This is where the family fish farming is, in the future rice fields. The atmosphere is good, it's the attraction of the day and it looks like a game.
After an animated discussion, two men with a mischievous smile begin to roll their pants well above the knee and pull on their long underpants. They go up the sleeves of their patched jackets and as they remove their canvas tennis whose life expectancy has been prolonged to total decrepitude; they have brought two baskets braided bottomless. They enter the rice field under the noisy encouragement and exclamations of the public. I do not understand a word of the local language but these two seem to be stars of fishing in the rice field.

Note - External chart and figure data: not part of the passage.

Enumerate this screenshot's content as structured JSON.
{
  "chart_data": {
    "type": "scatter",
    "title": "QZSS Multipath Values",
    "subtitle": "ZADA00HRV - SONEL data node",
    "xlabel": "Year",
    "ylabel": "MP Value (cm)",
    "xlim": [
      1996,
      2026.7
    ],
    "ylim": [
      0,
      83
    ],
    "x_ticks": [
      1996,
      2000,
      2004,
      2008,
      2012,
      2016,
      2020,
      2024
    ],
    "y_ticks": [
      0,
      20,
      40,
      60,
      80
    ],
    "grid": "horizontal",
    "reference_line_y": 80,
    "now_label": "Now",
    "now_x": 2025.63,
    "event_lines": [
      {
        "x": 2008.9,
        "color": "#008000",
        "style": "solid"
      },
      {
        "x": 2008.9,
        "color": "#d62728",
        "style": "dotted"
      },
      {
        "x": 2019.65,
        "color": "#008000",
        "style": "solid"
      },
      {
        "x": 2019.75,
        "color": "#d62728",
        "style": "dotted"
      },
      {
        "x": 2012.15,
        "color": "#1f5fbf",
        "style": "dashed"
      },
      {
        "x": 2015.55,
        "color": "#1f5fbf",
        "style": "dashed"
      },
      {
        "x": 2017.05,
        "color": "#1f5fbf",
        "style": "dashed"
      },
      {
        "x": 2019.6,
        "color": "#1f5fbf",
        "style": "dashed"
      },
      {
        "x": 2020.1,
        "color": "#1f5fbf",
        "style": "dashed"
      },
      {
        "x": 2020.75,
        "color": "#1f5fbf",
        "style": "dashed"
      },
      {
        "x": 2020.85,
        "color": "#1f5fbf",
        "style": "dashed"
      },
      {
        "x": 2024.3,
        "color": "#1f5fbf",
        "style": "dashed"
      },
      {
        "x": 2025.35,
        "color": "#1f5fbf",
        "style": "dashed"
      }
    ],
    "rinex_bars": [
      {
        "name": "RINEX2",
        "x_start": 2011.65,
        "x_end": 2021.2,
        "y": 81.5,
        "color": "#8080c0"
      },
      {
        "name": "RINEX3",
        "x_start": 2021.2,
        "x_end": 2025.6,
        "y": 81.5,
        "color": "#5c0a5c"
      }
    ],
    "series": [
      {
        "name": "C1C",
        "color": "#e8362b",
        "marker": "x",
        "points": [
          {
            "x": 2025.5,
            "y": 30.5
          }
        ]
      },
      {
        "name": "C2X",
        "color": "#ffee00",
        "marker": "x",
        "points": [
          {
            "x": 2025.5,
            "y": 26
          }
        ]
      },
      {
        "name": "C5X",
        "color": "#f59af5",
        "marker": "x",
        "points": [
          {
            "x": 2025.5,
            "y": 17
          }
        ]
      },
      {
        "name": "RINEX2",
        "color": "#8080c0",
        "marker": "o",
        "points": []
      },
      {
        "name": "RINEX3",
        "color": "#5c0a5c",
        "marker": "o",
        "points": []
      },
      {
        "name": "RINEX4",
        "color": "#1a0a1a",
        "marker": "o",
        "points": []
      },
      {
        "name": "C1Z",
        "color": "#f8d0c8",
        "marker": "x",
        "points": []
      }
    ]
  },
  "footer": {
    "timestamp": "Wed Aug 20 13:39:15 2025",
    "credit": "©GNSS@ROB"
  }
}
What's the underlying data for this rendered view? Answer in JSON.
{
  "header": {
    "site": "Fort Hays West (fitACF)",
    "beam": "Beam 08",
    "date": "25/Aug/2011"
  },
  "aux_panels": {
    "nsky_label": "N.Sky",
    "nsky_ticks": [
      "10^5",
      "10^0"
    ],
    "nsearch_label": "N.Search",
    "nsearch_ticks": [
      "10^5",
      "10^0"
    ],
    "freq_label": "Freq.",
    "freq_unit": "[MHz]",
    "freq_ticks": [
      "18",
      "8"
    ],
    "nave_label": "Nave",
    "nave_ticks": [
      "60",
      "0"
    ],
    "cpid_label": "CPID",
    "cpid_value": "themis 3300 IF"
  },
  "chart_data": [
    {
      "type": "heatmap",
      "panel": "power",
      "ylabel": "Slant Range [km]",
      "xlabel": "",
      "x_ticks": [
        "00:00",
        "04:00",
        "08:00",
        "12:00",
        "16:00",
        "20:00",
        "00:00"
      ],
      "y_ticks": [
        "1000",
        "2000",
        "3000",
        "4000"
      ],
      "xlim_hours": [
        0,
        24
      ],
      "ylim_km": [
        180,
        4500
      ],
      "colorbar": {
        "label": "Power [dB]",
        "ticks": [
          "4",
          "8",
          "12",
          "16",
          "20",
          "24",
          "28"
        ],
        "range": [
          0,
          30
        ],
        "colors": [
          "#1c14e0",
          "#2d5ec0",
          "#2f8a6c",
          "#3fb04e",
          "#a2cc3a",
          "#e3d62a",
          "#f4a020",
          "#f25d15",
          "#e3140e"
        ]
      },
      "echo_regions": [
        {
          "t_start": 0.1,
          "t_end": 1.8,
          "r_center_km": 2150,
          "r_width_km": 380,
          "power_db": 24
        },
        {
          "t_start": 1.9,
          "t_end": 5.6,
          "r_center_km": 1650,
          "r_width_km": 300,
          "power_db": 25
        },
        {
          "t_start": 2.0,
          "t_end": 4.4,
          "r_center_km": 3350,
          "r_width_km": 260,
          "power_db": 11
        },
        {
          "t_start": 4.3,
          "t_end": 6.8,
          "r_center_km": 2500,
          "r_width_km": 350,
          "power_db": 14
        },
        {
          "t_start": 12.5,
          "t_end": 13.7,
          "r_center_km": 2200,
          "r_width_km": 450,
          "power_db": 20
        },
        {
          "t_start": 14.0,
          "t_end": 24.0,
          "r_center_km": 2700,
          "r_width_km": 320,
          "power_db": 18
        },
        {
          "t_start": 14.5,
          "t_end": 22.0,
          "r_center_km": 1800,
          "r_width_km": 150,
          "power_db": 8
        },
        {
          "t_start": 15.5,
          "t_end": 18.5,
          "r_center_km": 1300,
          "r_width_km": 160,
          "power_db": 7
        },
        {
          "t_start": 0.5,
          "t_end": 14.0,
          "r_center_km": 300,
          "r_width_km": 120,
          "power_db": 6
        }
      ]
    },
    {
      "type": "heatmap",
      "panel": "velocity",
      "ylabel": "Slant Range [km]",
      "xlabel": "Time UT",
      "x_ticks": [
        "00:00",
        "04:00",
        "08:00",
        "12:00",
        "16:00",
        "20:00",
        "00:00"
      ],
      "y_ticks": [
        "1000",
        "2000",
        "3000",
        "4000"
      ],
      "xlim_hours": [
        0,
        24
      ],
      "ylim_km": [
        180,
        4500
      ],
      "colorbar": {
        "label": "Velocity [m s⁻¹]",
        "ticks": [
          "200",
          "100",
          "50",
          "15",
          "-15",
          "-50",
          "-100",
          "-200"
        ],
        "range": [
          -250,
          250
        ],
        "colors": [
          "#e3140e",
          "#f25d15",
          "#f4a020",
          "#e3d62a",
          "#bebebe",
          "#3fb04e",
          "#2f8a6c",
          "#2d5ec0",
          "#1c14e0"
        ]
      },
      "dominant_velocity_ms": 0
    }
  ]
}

Extirpant with each step their feet of clay mud, they move in the basin in search of the bubbles then dry with a sharp blow the trap in the water. Holding it with one hand on the bottom, they search the interior for a trapped fish. Each find is well-received by enthusiastic spectators, even the impassive old pipeman is won over by the excitement of the game. A friendly rivalry links our two mud diggers, they speed up the pace to catch more fish than their accomplice, do not bring them back to the edge but throw them towards the spectators.
Everyone has fun like children. And soon it's fourteen fish that circle in a bucket, a nice catch! The fishermen, tired but happy and congratulated, are finally heading towards the edge, the recreation is over. While everyone casually returns to their occupations, we go back home to prepare some of this fishing for the meal. It's not fresh, my fish?